In response to a letter to the editor last month, the Mercer Island Rotary Club would like to clarify how residents are notified of the Mercer Island Rotary Half Marathon, held in March each year, and where the money from the event goes.
Signs are posted along the route more than a week in advance; earlier notices go in the city’s newsletters, the Mercer Island Reporter, churches, clubs and businesses; other media ads are purchased; and a direct mailing goes to 2,500 residents.

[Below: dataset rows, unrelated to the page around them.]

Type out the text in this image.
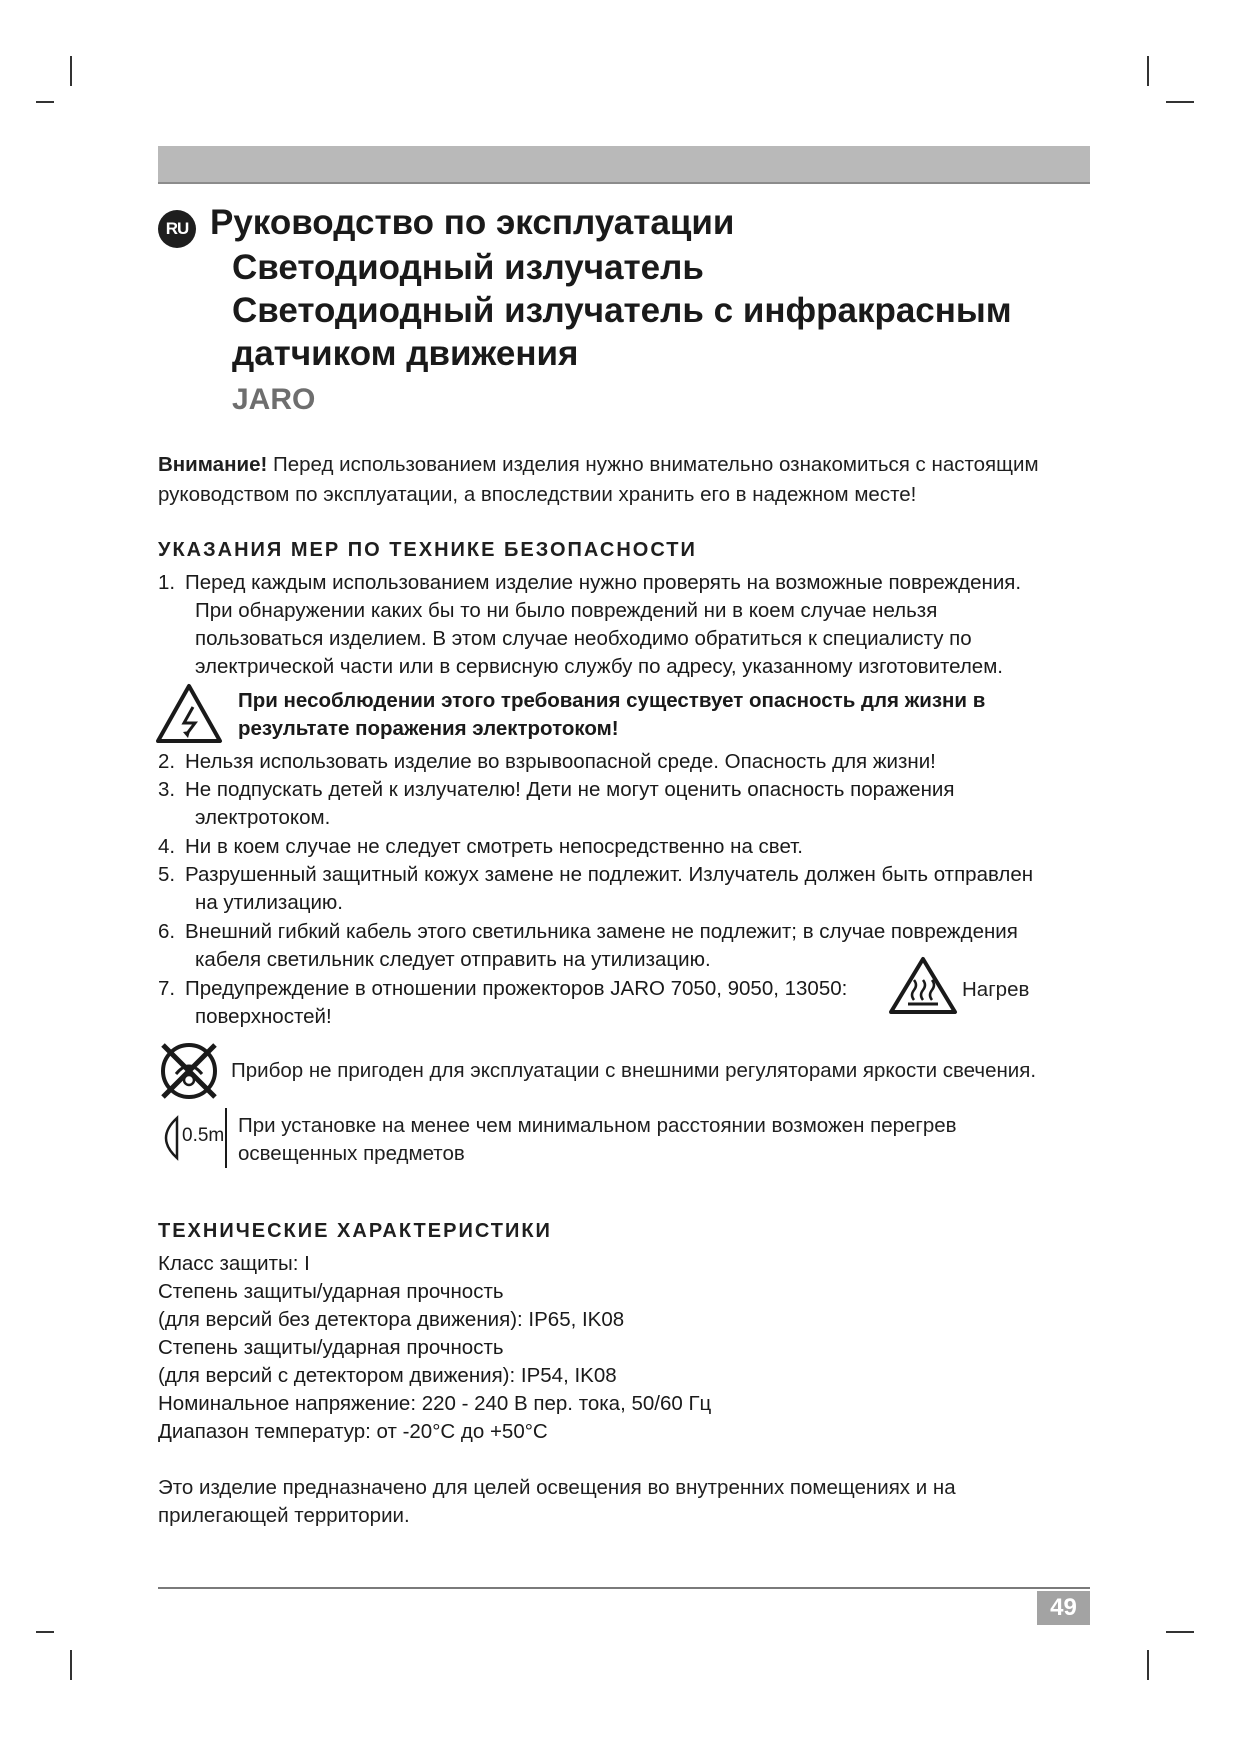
RU Руководство по эксплуатации
Светодиодный излучатель
Светодиодный излучатель с инфракрасным
датчиком движения
JARO
Внимание! Перед использованием изделия нужно внимательно ознакомиться с настоящим
руководством по эксплуатации, а впоследствии хранить его в надежном месте!
УКАЗАНИЯ МЕР ПО ТЕХНИКЕ БЕЗОПАСНОСТИ
1. Перед каждым использованием изделие нужно проверять на возможные повреждения.
При обнаружении каких бы то ни было повреждений ни в коем случае нельзя
пользоваться изделием. В этом случае необходимо обратиться к специалисту по
электрической части или в сервисную службу по адресу, указанному изготовителем.
При несоблюдении этого требования существует опасность для жизни в
результате поражения электротоком!
2. Нельзя использовать изделие во взрывоопасной среде. Опасность для жизни!
3. Не подпускать детей к излучателю! Дети не могут оценить опасность поражения
электротоком.
4. Ни в коем случае не следует смотреть непосредственно на свет.
5. Разрушенный защитный кожух замене не подлежит. Излучатель должен быть отправлен
на утилизацию.
6. Внешний гибкий кабель этого светильника замене не подлежит; в случае повреждения
кабеля светильник следует отправить на утилизацию.
7. Предупреждение в отношении прожекторов JARO 7050, 9050, 13050:
поверхностей!
Нагрев
Прибор не пригоден для эксплуатации с внешними регуляторами яркости свечения.
0.5m При установке на менее чем минимальном расстоянии возможен перегрев
освещенных предметов
ТЕХНИЧЕСКИЕ ХАРАКТЕРИСТИКИ
Класс защиты: I
Степень защиты/ударная прочность
(для версий без детектора движения): IP65, IK08
Степень защиты/ударная прочность
(для версий с детектором движения): IP54, IK08
Номинальное напряжение: 220 - 240 В пер. тока, 50/60 Гц
Диапазон температур: от -20°C до +50°C
Это изделие предназначено для целей освещения во внутренних помещениях и на
прилегающей территории.
49
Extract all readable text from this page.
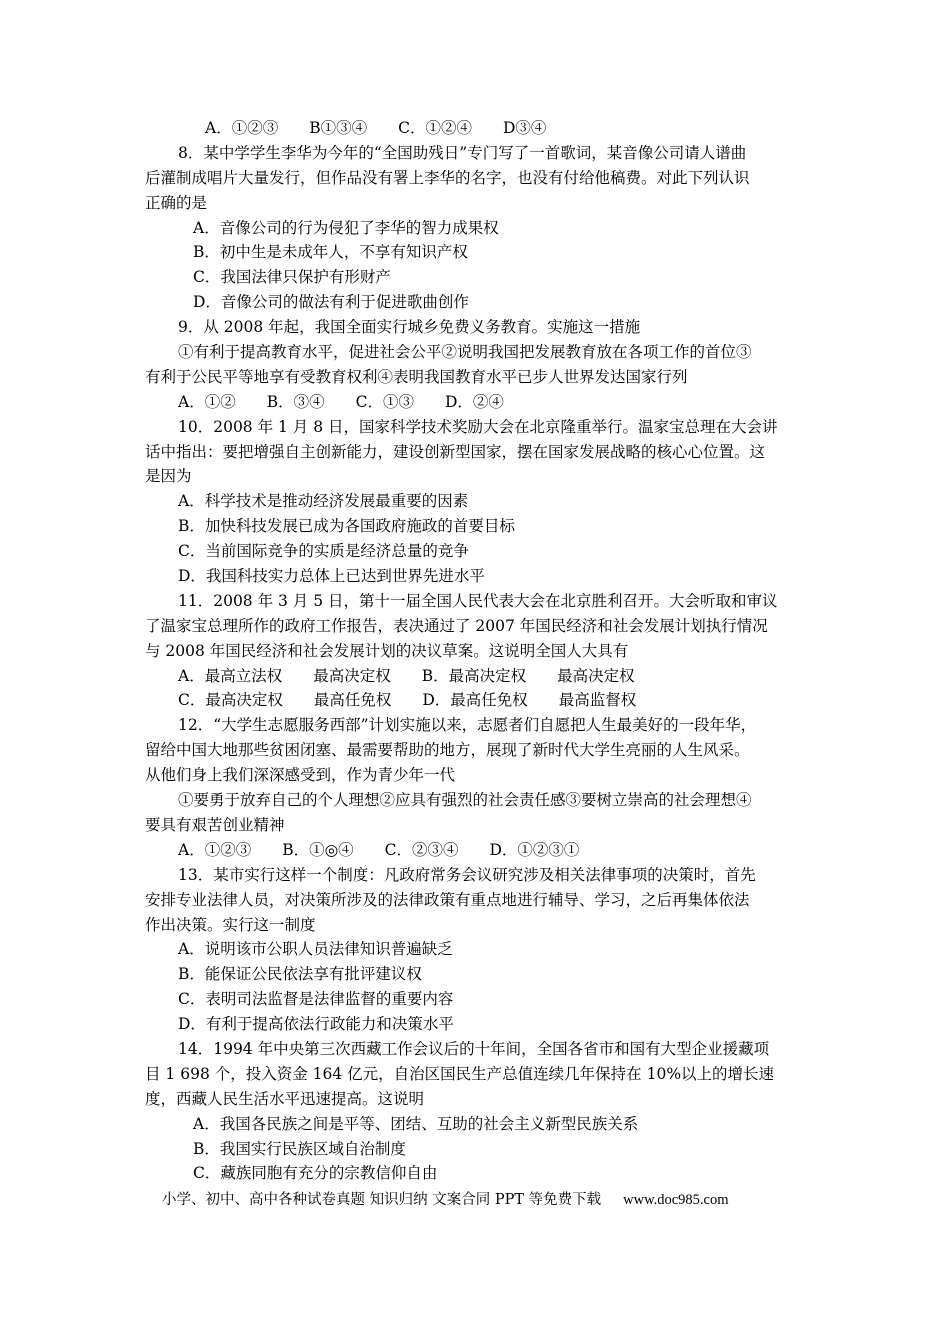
A．①②③　　B①③④　　C．①②④　　D③④
8．某中学学生李华为今年的“全国助残日”专门写了一首歌词，某音像公司请人谱曲
后灌制成唱片大量发行，但作品没有署上李华的名字，也没有付给他稿费。对此下列认识
正确的是
A．音像公司的行为侵犯了李华的智力成果权
B．初中生是未成年人，不享有知识产权
C．我国法律只保护有形财产
D．音像公司的做法有利于促进歌曲创作
9．从 2008 年起，我国全面实行城乡免费义务教育。实施这一措施
①有利于提高教育水平，促进社会公平②说明我国把发展教育放在各项工作的首位③
有利于公民平等地享有受教育权利④表明我国教育水平已步人世界发达国家行列
A．①②　　B．③④　　C．①③　　D．②④
10．2008 年 1 月 8 日，国家科学技术奖励大会在北京隆重举行。温家宝总理在大会讲
话中指出：要把增强自主创新能力，建设创新型国家，摆在国家发展战略的核心心位置。这
是因为
A．科学技术是推动经济发展最重要的因素
B．加快科技发展已成为各国政府施政的首要目标
C．当前国际竞争的实质是经济总量的竞争
D．我国科技实力总体上已达到世界先进水平
11．2008 年 3 月 5 日，第十一届全国人民代表大会在北京胜利召开。大会听取和审议
了温家宝总理所作的政府工作报告，表决通过了 2007 年国民经济和社会发展计划执行情况
与 2008 年国民经济和社会发展计划的决议草案。这说明全国人大具有
A．最高立法权　　最高决定权　　B．最高决定权　　最高决定权
C．最高决定权　　最高任免权　　D．最高任免权　　最高监督权
12．“大学生志愿服务西部”计划实施以来，志愿者们自愿把人生最美好的一段年华，
留给中国大地那些贫困闭塞、最需要帮助的地方，展现了新时代大学生亮丽的人生风采。
从他们身上我们深深感受到，作为青少年一代
①要勇于放弃自己的个人理想②应具有强烈的社会责任感③要树立崇高的社会理想④
要具有艰苦创业精神
A．①②③　　B．①◎④　　C．②③④　　D．①②③①
13．某市实行这样一个制度：凡政府常务会议研究涉及相关法律事项的决策时，首先
安排专业法律人员，对决策所涉及的法律政策有重点地进行辅导、学习，之后再集体依法
作出决策。实行这一制度
A．说明该市公职人员法律知识普遍缺乏
B．能保证公民依法享有批评建议权
C．表明司法监督是法律监督的重要内容
D．有利于提高依法行政能力和决策水平
14．1994 年中央第三次西藏工作会议后的十年间，全国各省市和国有大型企业援藏项
目 1 698 个，投入资金 164 亿元，自治区国民生产总值连续几年保持在 10%以上的增长速
度，西藏人民生活水平迅速提高。这说明
A．我国各民族之间是平等、团结、互助的社会主义新型民族关系
B．我国实行民族区域自治制度
C．藏族同胞有充分的宗教信仰自由
小学、初中、高中各种试卷真题 知识归纳 文案合同 PPT 等免费下载 www.doc985.com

This year’s March 22 race will net approximately $150,000, which will be invested for a year, then will support colon cancer awareness and research agencies, MI Boys & Girls Club, MI Youth and Family Services, vocational scholarships, youth exchanges and students-of-the-month, local hunger programs, and regional or international support for wheelchairs, clean water, polio inoculations and literacy projects and more, depending on how many matching grants and partners can be rallied.
Dollars from past runs are at work in other recent projects such as Rotary Park, MI park improvements by local Boy Scouts, the Big Read, the garden courtyard addition to West Mercer Elementary School, video cameras and defibrillators for public safety, senior citizen events, conservation and recycling projects, to name a few.
The list of needs and expenditures changes each year with the grant requests and the extent of other donations from Rotarians and partners. However, the MI Rotary Half Marathon, now in its 36th year, is the club’s major fundraiser. We hope you agree that for four hours once a year, any inconvenience generated by the event is worth the benefits it brings to our community.